Well done to both of you!


----------



## growingvegetables (9 Nov 2015)

Yazzoo said:


> WE DID IT!
> ....


Brilliant. Good on the wee man!

Aye - and on you too; nicely "managed"


----------



## Yazzoo (9 Nov 2015)

Thanks all, I'm going to show him this after school, he'll love reading your kind comments. Thanks again, you're all very encouraging!


----------



## BrumJim (9 Nov 2015)

Brilliant. Love it when an 'over-protective Mum' (OK, just a little cautious, then) gets trumped by an adventurous kid! Great that he didn't let some bad weather get in the way of his dreams.


----------



## Pat "5mph" (9 Nov 2015)

BrumJim said:


> Brilliant. Love it when an 'over-protective Dad' (OK, just a little cautious, then) gets trumped by an adventurous kid!

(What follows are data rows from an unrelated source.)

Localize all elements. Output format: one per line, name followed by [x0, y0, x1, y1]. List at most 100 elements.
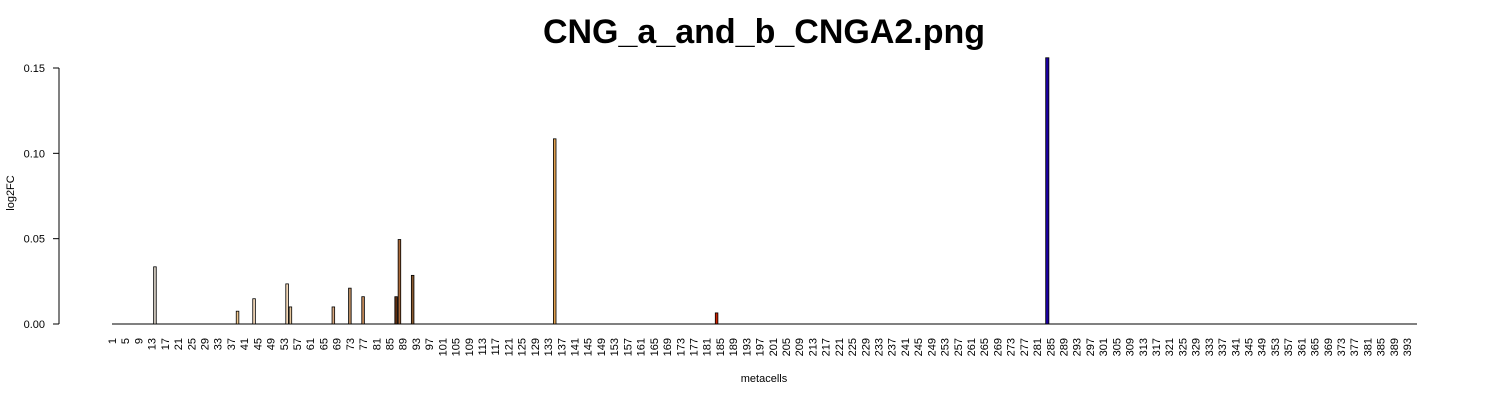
x-tick-label: 113	[477, 338, 489, 356]
x-tick-label: 29	[200, 338, 212, 350]
x-tick-label: 225	[847, 338, 859, 356]
x-tick-label: 25	[186, 338, 198, 350]
chart-title: CNG_a_and_b_CNGA2.png	[543, 13, 985, 51]
x-tick-label: 293	[1072, 338, 1084, 356]
y-tick-label: 0.10	[24, 148, 45, 160]
bars-group	[153, 57, 1050, 325]
x-tick-label: 221	[834, 338, 846, 356]
bar-metacell-68	[331, 306, 336, 325]
x-tick-label: 137	[556, 338, 568, 356]
x-tick-label: 229	[860, 338, 872, 356]
x-tick-label: 205	[781, 338, 793, 356]
x-tick-label: 37	[226, 338, 238, 350]
x-tick-label: 109	[464, 338, 476, 356]
x-tick-label: 253	[940, 338, 952, 356]
x-tick-label: 17	[160, 338, 172, 350]
x-tick-label: 61	[305, 338, 317, 350]
x-tick-label: 93	[411, 338, 423, 350]
x-tick-label: 57	[292, 338, 304, 350]
x-axis-label: metacells	[741, 373, 788, 385]
x-tick-label: 121	[503, 338, 515, 356]
x-tick-label: 301	[1098, 338, 1110, 356]
x-tick-label: 381	[1362, 338, 1374, 356]
x-tick-label: 281	[1032, 338, 1044, 356]
x-tick-label: 309	[1125, 338, 1137, 356]
x-tick-label: 133	[543, 338, 555, 356]
x-tick-label: 213	[807, 338, 819, 356]
x-tick-label: 173	[675, 338, 687, 356]
x-tick-label: 257	[953, 338, 965, 356]
x-tick-label: 277	[1019, 338, 1031, 356]
x-tick-label: 117	[490, 338, 502, 356]
x-tick-label: 73	[345, 338, 357, 350]
x-tick-label: 353	[1270, 338, 1282, 356]
x-tick-label: 9	[133, 338, 145, 344]
x-tick-label: 233	[873, 338, 885, 356]
x-axis: 1 5 9 13 17 21 25 29 33 37 41 45 49 53 57 61 65 69 73 77 81 8…	[107, 323, 1417, 356]
x-tick-label: 5	[120, 338, 132, 344]
x-tick-label: 201	[768, 338, 780, 356]
x-tick-label: 285	[1045, 338, 1057, 356]
bar-metacell-14	[153, 266, 157, 325]
x-tick-label: 65	[318, 338, 330, 350]
x-tick-label: 33	[213, 338, 225, 350]
x-tick-label: 241	[900, 338, 912, 356]
x-tick-label: 369	[1323, 338, 1335, 356]
x-tick-label: 313	[1138, 338, 1150, 356]
x-tick-label: 337	[1217, 338, 1229, 356]
x-tick-label: 333	[1204, 338, 1216, 356]
bar-metacell-184	[714, 312, 719, 325]
x-tick-label: 345	[1244, 338, 1256, 356]
x-tick-label: 129	[530, 338, 542, 356]
bar-metacell-73	[348, 287, 352, 325]
x-tick-label: 185	[715, 338, 727, 356]
x-tick-label: 177	[688, 338, 700, 356]
x-tick-label: 261	[966, 338, 978, 356]
y-tick-label: 0.15	[24, 63, 45, 75]
x-tick-label: 317	[1151, 338, 1163, 356]
x-tick-label: 297	[1085, 338, 1097, 356]
x-tick-label: 321	[1164, 338, 1176, 356]
x-tick-label: 377	[1349, 338, 1361, 356]
y-axis: 0.00 0.05 0.10 0.15	[24, 63, 60, 331]
x-tick-label: 393	[1402, 338, 1414, 356]
x-tick-label: 249	[926, 338, 938, 356]
x-tick-label: 273	[1006, 338, 1018, 356]
x-tick-label: 53	[279, 338, 291, 350]
x-tick-label: 141	[570, 338, 582, 356]
x-tick-label: 1	[107, 338, 119, 344]
x-tick-label: 153	[609, 338, 621, 356]
x-tick-label: 373	[1336, 338, 1348, 356]
x-tick-label: 105	[451, 338, 463, 356]
bar-metacell-77	[361, 296, 365, 325]
bar-metacell-44	[252, 298, 256, 325]
bar-metacell-39	[235, 310, 240, 325]
x-tick-label: 149	[596, 338, 608, 356]
bar-metacell-87	[394, 296, 398, 325]
x-tick-label: 125	[517, 338, 529, 356]
x-tick-label: 361	[1296, 338, 1308, 356]
x-tick-label: 245	[913, 338, 925, 356]
x-tick-label: 85	[385, 338, 397, 350]
x-tick-label: 389	[1389, 338, 1401, 356]
x-tick-label: 329	[1191, 338, 1203, 356]
bar-metacell-284	[1045, 57, 1050, 325]
x-tick-label: 349	[1257, 338, 1269, 356]
x-tick-label: 305	[1111, 338, 1123, 356]
x-tick-label: 209	[794, 338, 806, 356]
x-tick-label: 81	[371, 338, 383, 350]
x-tick-label: 341	[1230, 338, 1242, 356]
x-tick-label: 385	[1376, 338, 1388, 356]
x-tick-label: 157	[622, 338, 634, 356]
x-tick-label: 325	[1177, 338, 1189, 356]
x-tick-label: 181	[702, 338, 714, 356]
x-tick-label: 89	[398, 338, 410, 350]
x-tick-label: 289	[1058, 338, 1070, 356]
x-tick-label: 189	[728, 338, 740, 356]
x-tick-label: 237	[887, 338, 899, 356]
x-tick-label: 365	[1310, 338, 1322, 356]
bar-metacell-54	[285, 283, 289, 325]
x-tick-label: 161	[636, 338, 648, 356]
x-tick-label: 217	[821, 338, 833, 356]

Great that he didn't let some bad weather get in the way of his dreams.


Yeah, kudos to the Mum too!


----------



## raleighnut (9 Nov 2015)

BrumJim said:


> Brilliant. Love it when an 'over-protective Dad' (OK, just a little cautious, then) gets trumped by an adventurous kid! Great that he didn't let some bad weather get in the way of his dreams.


He went with his Mum.

Edit @Pat "5mph" beat me to it.


----------



## Yazzoo (9 Nov 2015)

lol, thanks all, I am indeed the mum! I'm achey and tired today, he seems completely unaffected!


----------



## Lilliburlero (9 Nov 2015)

Yazzoo said:


> Thanks all, I'm going to show him this after school, he'll love reading your kind comments



This is for you  and this is for him 

Well done guys, chuffed for you


----------



## BrumJim (10 Nov 2015)

Yazzoo said:


> lol, thanks all, I am indeed the mum! I'm achey and tired today, he seems completely unaffected!


Sorry - now corrected.


----------



## Cathryn (11 Nov 2015)

Oh this made my day, I am SO glad that you stole my idea!! Congratulations to both of you!!! We had great weather so you guys definitely win the 'tough kid' award!!


----------



## Yazzoo (12 Nov 2015)

thanks @Cathryn it was so much fun despite the weather, he's still not stopped telling everyone about it - gotta plan the next one now! He wants to do 50/50 instead of 30/30 but I think that'll be for a few years time! Have you been on anymore?


----------



## Cathryn (13 Nov 2015)

We did a second one from Folsom to Sacramento. 15 miles day 1, 26 miles day 2 (not bad for a 5 year old). It was awesome, we had so much fun.


----------



## Yazzoo (13 Nov 2015)

Brilliant! Think we might wait till spring for another but he wants to go again soon, will try and dissuade him with enough cycle pub lunches!


----------